Helena business has goal of keeping the stories of those who have served alive

Poole's box
Posted at 6:23 PM, Dec 27, 2023

HELENA — This past February, one Navy officer founded a shadow box business that brings light to the stories of those who have served the nation and community.

Enrico Baker is on active duty in the Navy and works in law enforcement as a reserve deputy in the sheriff's office.

He found Honor Defined when he noticed a gap between the items displayed by those who have served and the stories they collect while on duty.

"The typical tradition that we do in the military or even in law enforcement is at the end of a career, we put together a shadow box or a collection of what we've achieved or things that signify different points in our career, but we never tell the stories behind it. So, we essentially display the cover of a book, but we never tell the details behind it. But there are a lot of stories; if you run into a vet, they'll tell you different locations that have been, or maybe a friend that they have served with, or maybe somebody that they met while they were in the service, and the things that they've done. We wanted to capture that," said Baker.

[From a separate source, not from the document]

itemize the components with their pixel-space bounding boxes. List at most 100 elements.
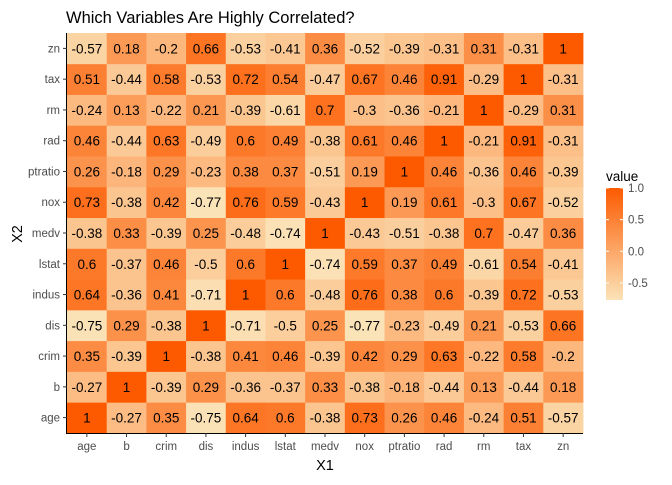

The boxes capture stories, with a QR code placed inside the box. Once scanned, a web page comes up with an introduction, detailed history, and awards and accolades of the time served.

Honor Defined is made up of six guys who are all serving in the military or law enforcement.


The business has a pay-it-forward program, using community donations to make and present their boxes to those who have served. They have 40 collection points in Helena alone and some in Butte, Missoula, and Bozeman. People are also able to donate on their website.

One veteran gifted a box is Jason Poole, who served in the United States Marine Corps. He enlisted in 2000, with his father's signature, when he was just 17 years old.

In 2004, Poole was stationed on the Syria/Iraq border. Ten days before he was set to return home, he was struck by an IED while on foot patrol. As a result, he is blind and deaf on his left side and has severe brain damage.

This past September 11th, Poole was given his box.

"All of my information about the war, and I'm from England too, and it says that. It has all the pictures. I just started crying, just crying, because this was just very...emotional," he said.

Like Baker, Poole knows the box will allow his story to live on.

He said, "It is so special because let's just say, God willing, if I die or anything like that, this will still be good."

In total, Honor Defined has produced 20 boxes, and in March, they will start their March to Memorial Day campaign, gifting 50 boxes to a veteran in each state.